- DAILY GPI
- SHALE DAILY
Pennsylvania's GOP-controlled Senate on Thursday put the natural gas industry on the defensive as it passed a revenue package to fund the state budget that includes a volumetric fee on production designed to generate an estimated $100 million annually.
The plan would plug a $2 billion-plus budget deficit and follows negotiations in the state House that aimed to avoid tax increases. Democratic Gov. Tom Wolf let the state's $32 billion budget pass into law earlier this month without his signature.Until Thursday Senate lawmakers had failed to agree on a plan to fund it. The state House must still weigh in on the measure.
The General Assembly has been at loggerheads in recent budget seasons, which led to a nine-month impasse in 2015. Senate President Pro Tempore Joe Scarnati said the reality of this year's "budget situation" necessitated "many difficult decisions."
Under the Senate plan, producers of unconventional resources would pay an effective tax rate of 2 cents/Mcf in fiscal 2017-2018, which began this month. But the annual rate could slide up or down from 1.5-3.5 cents.
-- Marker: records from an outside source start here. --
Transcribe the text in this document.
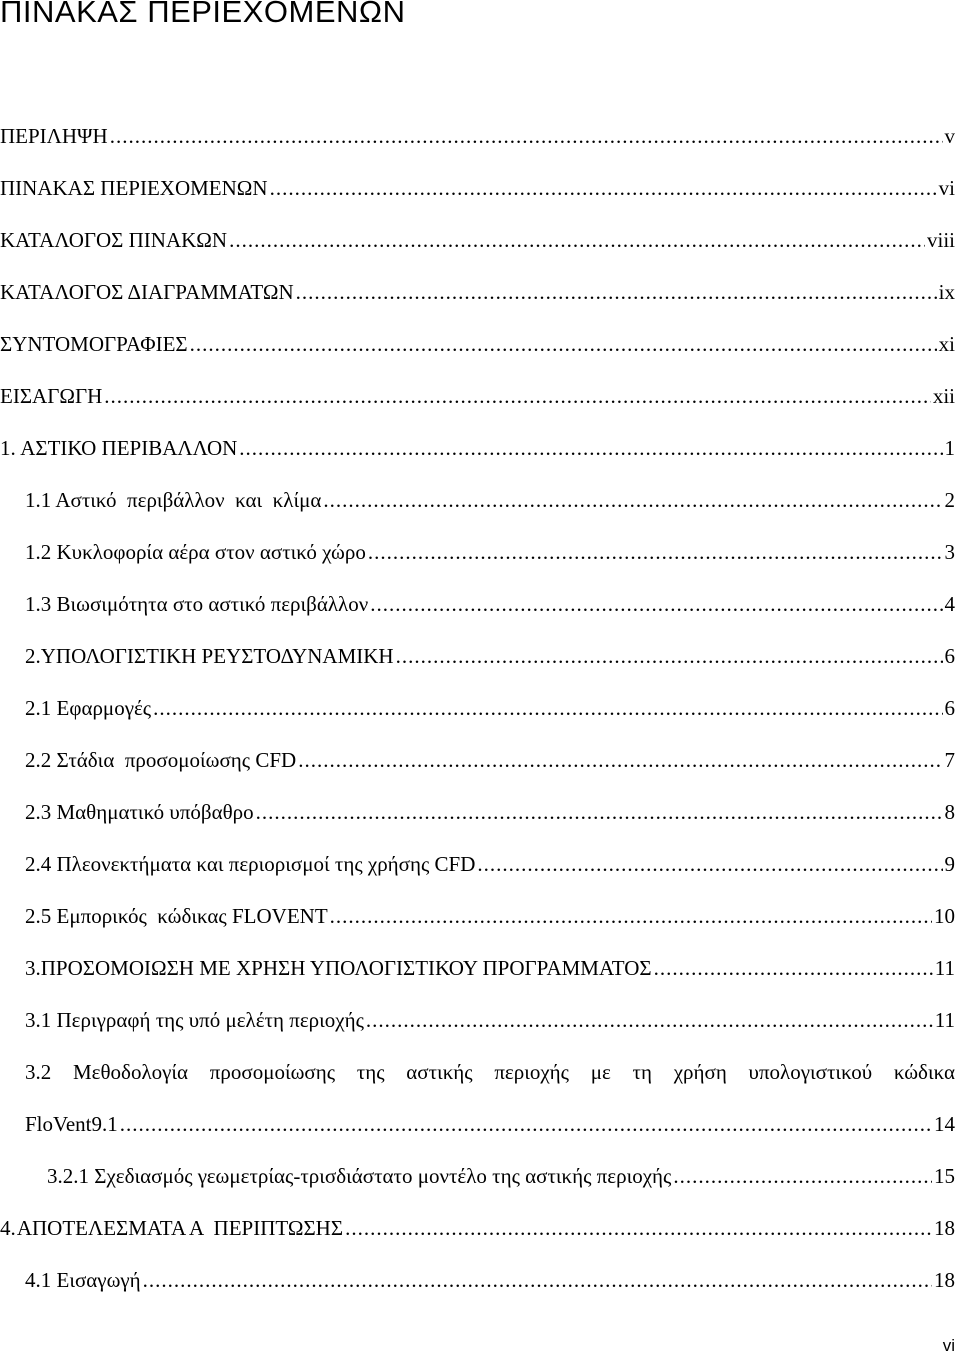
ΠΙΝΑΚΑΣ ΠΕΡΙΕΧΟΜΕΝΩΝ
ΠΕΡΙΛΗΨΗ .....	v
ΠΙΝΑΚΑΣ ΠΕΡΙΕΧΟΜΕΝΩΝ .....	vi
ΚΑΤΑΛΟΓΟΣ ΠΙΝΑΚΩΝ .....	viii
ΚΑΤΑΛΟΓΟΣ ΔΙΑΓΡΑΜΜΑΤΩΝ .....	ix
ΣΥΝΤΟΜΟΓΡΑΦΙΕΣ .....	xi
ΕΙΣΑΓΩΓΗ .....	xii
1. ΑΣΤΙΚΟ ΠΕΡΙΒΑΛΛΟΝ .....	1
1.1 Αστικό  περιβάλλον  και  κλίμα .....	2
1.2 Κυκλοφορία αέρα στον αστικό χώρο .....	3
1.3 Βιωσιμότητα στο αστικό περιβάλλον .....	4
2. ΥΠΟΛΟΓΙΣΤΙΚΗ ΡΕΥΣΤΟΔΥΝΑΜΙΚΗ .....	6
2.1 Εφαρμογές .....	6
2.2 Στάδια  προσομοίωσης CFD .....	7
2.3 Μαθηματικό υπόβαθρο .....	8
2.4 Πλεονεκτήματα και περιορισμοί της χρήσης CFD .....	9
2.5 Εμπορικός  κώδικας FLOVENT .....	10
3. ΠΡΟΣΟΜΟΙΩΣΗ ΜΕ ΧΡΗΣΗ ΥΠΟΛΟΓΙΣΤΙΚΟΥ ΠΡΟΓΡΑΜΜΑΤΟΣ .....	11
3.1 Περιγραφή της υπό μελέτη περιοχής .....	11
3.2 Μεθοδολογία προσομοίωσης της αστικής περιοχής με τη χρήση υπολογιστικού κώδικα
FloVent9.1 .....	14
3.2.1 Σχεδιασμός γεωμετρίας-τρισδιάστατο μοντέλο της αστικής περιοχής .....	15
4. ΑΠΟΤΕΛΕΣΜΑΤΑ Α  ΠΕΡΙΠΤΩΣΗΣ .....	18
4.1 Εισαγωγή .....	18
vi
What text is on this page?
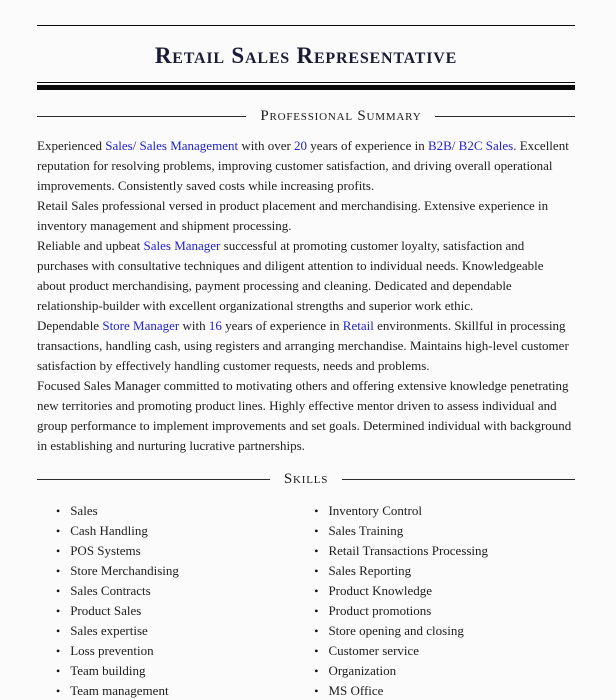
Retail Sales Representative
Professional Summary

Experienced Sales/ Sales Management with over 20 years of experience in B2B/ B2C Sales. Excellent reputation for resolving problems, improving customer satisfaction, and driving overall operational improvements. Consistently saved costs while increasing profits.

Retail Sales professional versed in product placement and merchandising. Extensive experience in inventory management and shipment processing.

Reliable and upbeat Sales Manager successful at promoting customer loyalty, satisfaction and purchases with consultative techniques and diligent attention to individual needs. Knowledgeable about product merchandising, payment processing and cleaning. Dedicated and dependable relationship-builder with excellent organizational strengths and superior work ethic.

Dependable Store Manager with 16 years of experience in Retail environments. Skillful in processing transactions, handling cash, using registers and arranging merchandise. Maintains high-level customer satisfaction by effectively handling customer requests, needs and problems.

Focused Sales Manager committed to motivating others and offering extensive knowledge penetrating new territories and promoting product lines. Highly effective mentor driven to assess individual and group performance to implement improvements and set goals. Determined individual with background in establishing and nurturing lucrative partnerships.

Skills
• Sales
• Cash Handling
• POS Systems
• Store Merchandising
• Sales Contracts
• Product Sales
• Sales expertise
• Loss prevention
• Team building
• Team management
• Inventory Control
• Sales Training
• Retail Transactions Processing
• Sales Reporting
• Product Knowledge
• Product promotions
• Store opening and closing
• Customer service
• Organization
• MS Office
The Senate also wants to borrow $1.3 billion to be paid with funds from a 1998 settlement with tobacco companies. The revenue package implements a 5.7% tax on natural gas utility service, increases the tax on electricity bills to 6.5% from 5.9% and raises the tax on home and mobile phone service, among other things.
"We've done everything we can in state government to contain spending in the areas that we have the ability in order to avoid any tax increase," said Senate Majority Leader Jake Corman. "Unfortunately, we are here today because we ran out of our ability to do that. If we are going to maintain our responsibility to educate our children, provide for higher education, provide for human services and pay our debts, we are in a position that we have to find the revenue needed to make that happen."
The industry fired back after word broke of the narrow 26-24 vote to approve the revenue package. API Pennsylvania Executive Director Stephanie Catarino Wissman said the bill was a "political ploy targeting job creators and industry." Marcellus Shale Coalition President David Spigelmyer said the tax would "erode the commonwealth's competitive advantage."
Industry representatives said they remain committed to fighting a tax increase. Under the Senate's plan, producers would still be required to pay the state's impact fee, which is levied annually on all unconventional wells in the state during their first 15 years of operation, as long as they produce more than 90 Mcf. Producers have paid more $1.2 billion in impact fees since the fee was established in 2012.
The tax bill includes some concessions for shale drillers. For example, it would implement faster turnaround times for well, air and earthmoving permits and make it tougher to impose methane emission regulations.
Wolf hailed the Senate's action to get the budget balanced and for the chamber's willingness to "include a tax on Marcellus Shale," a spokesman said. Wolf has proposed a severance tax three times, most recently in February when he proposed a 6.5% tax on the value of natural gas in addition to the impact fee.
The Senate plan could be a tough sell in the House, where Republicans have a strong majority and are led by Speaker Mike Turzai, a vocal ally for the energy industry.
Lawmakers have tried, but failed for years to implement a severance tax in the state. Before the Senate vote on Thursday, the industry had been working to stop a small group of bipartisan House lawmakers, who recently urged Turzai to bring severance tax legislation to the floor for a vote. A spokesman for the House said leadership and members would need time to review the Senate's revenue package.